Tuesday, August 30, 2016

Doom Fox by Iceberg Slim

(pb; 1978, published in 1998)

From the back cover:

"Doom Fox is the last in Iceberg Slim's legendary series of underground novels. Written in 1978 and unpublished until now, Doom Fox is a tale of the Los Angeles ghetto that begins just after World War II and spans the next thirty years.
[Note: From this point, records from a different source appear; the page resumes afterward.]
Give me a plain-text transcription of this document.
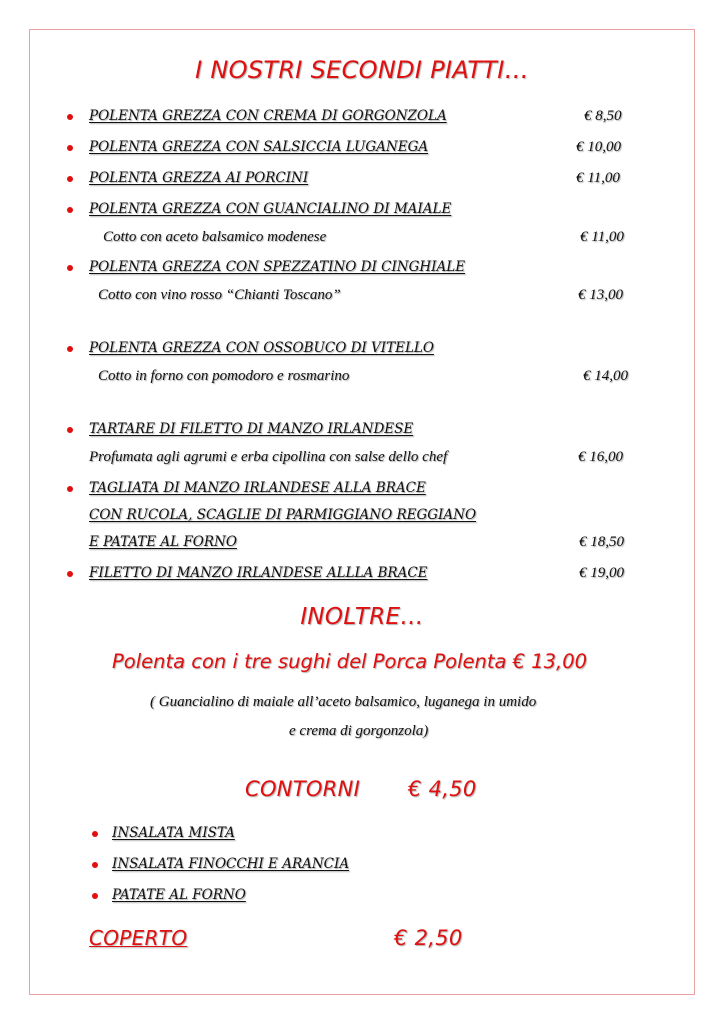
I NOSTRI SECONDI PIATTI…
POLENTA GREZZA CON CREMA DI GORGONZOLA	€ 8,50
POLENTA GREZZA CON SALSICCIA LUGANEGA	€ 10,00
POLENTA GREZZA AI PORCINI	€ 11,00
POLENTA GREZZA CON GUANCIALINO DI MAIALE
Cotto con aceto balsamico modenese	€ 11,00
POLENTA GREZZA CON SPEZZATINO DI CINGHIALE
Cotto con vino rosso “Chianti Toscano”	€ 13,00
POLENTA GREZZA CON OSSOBUCO DI VITELLO
Cotto in forno con pomodoro e rosmarino	€ 14,00
TARTARE DI FILETTO DI MANZO IRLANDESE
Profumata agli agrumi e erba cipollina con salse dello chef	€ 16,00
TAGLIATA DI MANZO IRLANDESE ALLA BRACE
CON RUCOLA, SCAGLIE DI PARMIGGIANO REGGIANO
E PATATE AL FORNO	€ 18,50
FILETTO DI MANZO IRLANDESE ALLLA BRACE	€ 19,00
INOLTRE…
Polenta con i tre sughi del Porca Polenta € 13,00
( Guancialino di maiale all’aceto balsamico, luganega in umido
e crema di gorgonzola)
CONTORNI € 4,50
INSALATA MISTA
INSALATA FINOCCHI E ARANCIA
PATATE AL FORNO
COPERTO	€ 2,50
In the no-holds-barred tradition of Chester Himes, Doom Fox captures a violent, vivid world of low-riding chippie-catchers, prizefighters, prostitutes, and smooth-talking preachers."


Review:

In Doom, Slim -- a.k.a Robert Beck -- once again serves up a wild-flavored brew of hardwired cynicism, sex, savagery, greed and street-level racism which pepper his characters' often explicit slang verbiage.

Doom centers around Joe Allen, Jr, a naive boxer, and the events and people that grace or curse his life (as well as those around them). The decades-traversing cyclical tragedy that defines their hardscrabble lives colors their outlooks, which are often expounded upon, in thought, action and politically incorrect dialogues.

Because of that latter element -- the characters' dialogues -- Doom runs a bit long, but it does not ruin this mostly entertaining read: it does, however, downgrade it from excellent to good. That said, this is worth purchasing, as good Slim writing is always distinctive and often better than many authors' best works.